Hij wandelt voor me uit het lege huis binnen en laat me zien dat er na mijn vorige bezoekje al weer een en ander gebeurd is, maar er moet nog veel meer gedaan worden. We wandelen de trap op naar de bovenverdieping. Hij vertelt dat zijn broer hem komt helpen met het betegelen van de badkamer. Alle oude tegels zijn eraf gehakt en liggen op de vloer, klaar om afgevoerd te worden.  Aankomend  weekend zullen zijn zus en haar vriend de kamers behangen. Op de vloer van de benedenverdieping liggen plavuizen, dus daar hoeft verder niets aan gedaan te worden. Hij is bezig met het schilderen van de radiatoren en was net van plan ermee te stoppen om bij zijn ouders te gaan eten.
“Als je wilt dan kan ik je zondag ook wel komen helpen.” stel ik voor, “Ik weet niet of ik wat doen kan?”
“Als je dat zou willen, dat zou heel fijn zijn. Er moet nog zoveel gebeuren.”
We nemen afscheid en ik rijd naar huis om eten te koken voor Mark en mijzelf.
Na twee jaar waren de dreigementen langzamerhand verminderd en uiteindelijk na drie jaar verdwenen.

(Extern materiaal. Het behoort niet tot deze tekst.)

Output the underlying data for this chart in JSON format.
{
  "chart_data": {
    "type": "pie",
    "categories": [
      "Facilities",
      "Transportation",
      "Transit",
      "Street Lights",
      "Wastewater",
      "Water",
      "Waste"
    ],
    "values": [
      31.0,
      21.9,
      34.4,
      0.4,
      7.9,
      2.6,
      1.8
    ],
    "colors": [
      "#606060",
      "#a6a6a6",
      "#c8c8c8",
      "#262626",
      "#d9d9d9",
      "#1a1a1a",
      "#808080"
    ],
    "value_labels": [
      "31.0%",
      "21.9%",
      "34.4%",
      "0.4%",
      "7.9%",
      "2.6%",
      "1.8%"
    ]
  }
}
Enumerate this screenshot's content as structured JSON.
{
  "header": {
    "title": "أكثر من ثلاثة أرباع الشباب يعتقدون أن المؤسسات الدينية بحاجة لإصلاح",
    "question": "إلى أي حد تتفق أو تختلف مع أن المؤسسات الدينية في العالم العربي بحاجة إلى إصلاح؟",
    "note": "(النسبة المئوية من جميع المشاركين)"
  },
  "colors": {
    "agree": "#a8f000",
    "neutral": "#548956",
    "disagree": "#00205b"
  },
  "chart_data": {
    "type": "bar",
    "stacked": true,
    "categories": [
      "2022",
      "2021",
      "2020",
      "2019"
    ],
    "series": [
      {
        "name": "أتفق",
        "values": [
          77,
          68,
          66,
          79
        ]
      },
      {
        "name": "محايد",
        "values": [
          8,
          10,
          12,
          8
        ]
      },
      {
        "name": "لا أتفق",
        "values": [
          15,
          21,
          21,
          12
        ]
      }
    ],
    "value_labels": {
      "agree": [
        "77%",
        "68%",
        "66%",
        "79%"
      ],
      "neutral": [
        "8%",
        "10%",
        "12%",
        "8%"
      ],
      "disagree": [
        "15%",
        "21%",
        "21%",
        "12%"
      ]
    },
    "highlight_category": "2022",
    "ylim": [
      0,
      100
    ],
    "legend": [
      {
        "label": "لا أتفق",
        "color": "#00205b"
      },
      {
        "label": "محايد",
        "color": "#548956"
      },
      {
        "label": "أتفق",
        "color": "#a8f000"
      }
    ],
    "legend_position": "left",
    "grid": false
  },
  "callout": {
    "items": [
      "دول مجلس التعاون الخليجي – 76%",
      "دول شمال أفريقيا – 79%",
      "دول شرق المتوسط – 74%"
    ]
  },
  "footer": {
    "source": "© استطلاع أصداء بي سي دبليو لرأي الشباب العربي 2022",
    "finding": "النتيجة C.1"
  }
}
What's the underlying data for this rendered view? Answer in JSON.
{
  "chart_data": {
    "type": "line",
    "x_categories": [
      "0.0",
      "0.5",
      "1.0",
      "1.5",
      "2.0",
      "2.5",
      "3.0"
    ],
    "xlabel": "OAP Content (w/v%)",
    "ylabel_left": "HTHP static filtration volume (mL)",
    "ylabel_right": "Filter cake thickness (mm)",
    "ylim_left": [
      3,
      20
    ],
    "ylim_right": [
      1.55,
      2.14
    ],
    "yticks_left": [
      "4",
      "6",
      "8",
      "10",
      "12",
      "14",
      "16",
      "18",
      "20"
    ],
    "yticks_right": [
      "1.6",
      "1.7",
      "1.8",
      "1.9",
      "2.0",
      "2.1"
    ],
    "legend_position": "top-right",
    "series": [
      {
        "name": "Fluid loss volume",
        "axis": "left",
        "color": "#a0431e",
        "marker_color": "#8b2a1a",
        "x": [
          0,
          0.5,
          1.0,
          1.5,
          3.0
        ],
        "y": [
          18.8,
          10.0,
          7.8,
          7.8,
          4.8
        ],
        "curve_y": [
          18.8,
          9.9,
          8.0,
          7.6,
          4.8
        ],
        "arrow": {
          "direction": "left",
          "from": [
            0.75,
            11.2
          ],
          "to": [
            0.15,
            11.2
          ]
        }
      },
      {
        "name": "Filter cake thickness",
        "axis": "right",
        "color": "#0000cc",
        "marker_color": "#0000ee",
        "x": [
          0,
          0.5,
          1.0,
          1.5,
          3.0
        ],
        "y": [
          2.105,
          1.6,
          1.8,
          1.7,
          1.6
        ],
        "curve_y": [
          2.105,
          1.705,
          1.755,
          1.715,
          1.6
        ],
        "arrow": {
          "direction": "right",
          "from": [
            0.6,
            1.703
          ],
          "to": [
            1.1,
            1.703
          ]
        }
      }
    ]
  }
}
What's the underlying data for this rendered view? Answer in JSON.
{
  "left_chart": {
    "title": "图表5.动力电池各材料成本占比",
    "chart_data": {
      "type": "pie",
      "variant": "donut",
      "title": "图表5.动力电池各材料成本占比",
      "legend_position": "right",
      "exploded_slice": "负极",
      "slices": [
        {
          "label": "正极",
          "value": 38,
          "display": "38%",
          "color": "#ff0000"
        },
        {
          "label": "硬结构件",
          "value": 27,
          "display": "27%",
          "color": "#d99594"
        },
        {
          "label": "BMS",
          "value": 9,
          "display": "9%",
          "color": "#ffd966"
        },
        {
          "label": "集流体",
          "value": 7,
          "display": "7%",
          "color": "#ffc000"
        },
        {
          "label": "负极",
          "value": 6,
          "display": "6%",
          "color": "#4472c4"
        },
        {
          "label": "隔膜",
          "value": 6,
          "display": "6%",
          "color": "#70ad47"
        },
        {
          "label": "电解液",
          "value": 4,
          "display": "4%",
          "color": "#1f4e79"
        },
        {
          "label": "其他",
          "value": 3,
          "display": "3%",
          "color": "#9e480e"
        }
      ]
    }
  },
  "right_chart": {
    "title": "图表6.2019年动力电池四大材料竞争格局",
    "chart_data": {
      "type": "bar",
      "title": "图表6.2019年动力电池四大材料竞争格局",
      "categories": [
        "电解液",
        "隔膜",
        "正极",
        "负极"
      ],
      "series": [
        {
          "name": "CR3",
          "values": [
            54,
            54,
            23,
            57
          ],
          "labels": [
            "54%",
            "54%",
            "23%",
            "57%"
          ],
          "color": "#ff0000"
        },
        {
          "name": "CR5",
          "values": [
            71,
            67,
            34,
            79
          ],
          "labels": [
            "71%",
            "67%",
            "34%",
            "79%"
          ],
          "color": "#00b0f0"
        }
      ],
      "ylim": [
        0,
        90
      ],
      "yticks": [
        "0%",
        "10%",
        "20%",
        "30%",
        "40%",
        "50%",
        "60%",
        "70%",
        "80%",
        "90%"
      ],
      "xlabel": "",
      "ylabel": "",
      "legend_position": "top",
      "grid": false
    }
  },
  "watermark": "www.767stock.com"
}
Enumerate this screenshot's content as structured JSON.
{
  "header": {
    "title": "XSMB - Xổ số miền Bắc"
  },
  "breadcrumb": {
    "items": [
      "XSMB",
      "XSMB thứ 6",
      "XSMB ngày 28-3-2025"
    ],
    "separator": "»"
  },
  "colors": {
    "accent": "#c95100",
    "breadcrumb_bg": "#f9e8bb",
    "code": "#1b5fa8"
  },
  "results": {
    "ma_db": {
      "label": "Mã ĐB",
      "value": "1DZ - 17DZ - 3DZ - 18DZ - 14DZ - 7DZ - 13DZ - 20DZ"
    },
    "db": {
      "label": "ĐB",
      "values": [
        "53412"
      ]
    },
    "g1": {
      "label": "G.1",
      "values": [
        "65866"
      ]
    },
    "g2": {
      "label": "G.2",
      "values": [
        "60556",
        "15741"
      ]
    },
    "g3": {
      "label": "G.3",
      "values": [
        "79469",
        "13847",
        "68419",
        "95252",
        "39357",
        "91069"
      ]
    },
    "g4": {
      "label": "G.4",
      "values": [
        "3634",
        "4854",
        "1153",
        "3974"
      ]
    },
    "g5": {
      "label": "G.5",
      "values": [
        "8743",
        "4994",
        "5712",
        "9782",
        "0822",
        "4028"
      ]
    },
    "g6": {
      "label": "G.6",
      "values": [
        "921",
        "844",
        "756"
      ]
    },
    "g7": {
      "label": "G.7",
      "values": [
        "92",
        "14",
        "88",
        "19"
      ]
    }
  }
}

Het leek erop dat Peter een vaste relatie had gevonden. Ik hoorde af en toe nog wel vreemde dingen, vooral in zijn relatie met de kinderen, maar ik durfde de wat veiligere bovenverdieping wel te verwisselen voor de vrijgekomen benedenwoning.
Door het schuine talud is de achterkant van het appartement op de begane grond gesitueerd en de voorkant ligt op de eerste verdieping boven de garages. Vanuit de huiskamer kan ik de tuin in en door het hekje naar buiten wandelen. Dat geeft een prettig gevoel van vrijheid. Het is heerlijk in mijn wilde tuintje met veel bloemen rond te lopen en erin te werken. Er valt altijd wel onkruid te plukken. Verder laat ik alles zoveel mogelijk zijn gang gaan. Voor het kamerraam, onder het balkon van de bovenburen staat een houten tuinset met een bank waarop ik heerlijk in de zon kan zitten.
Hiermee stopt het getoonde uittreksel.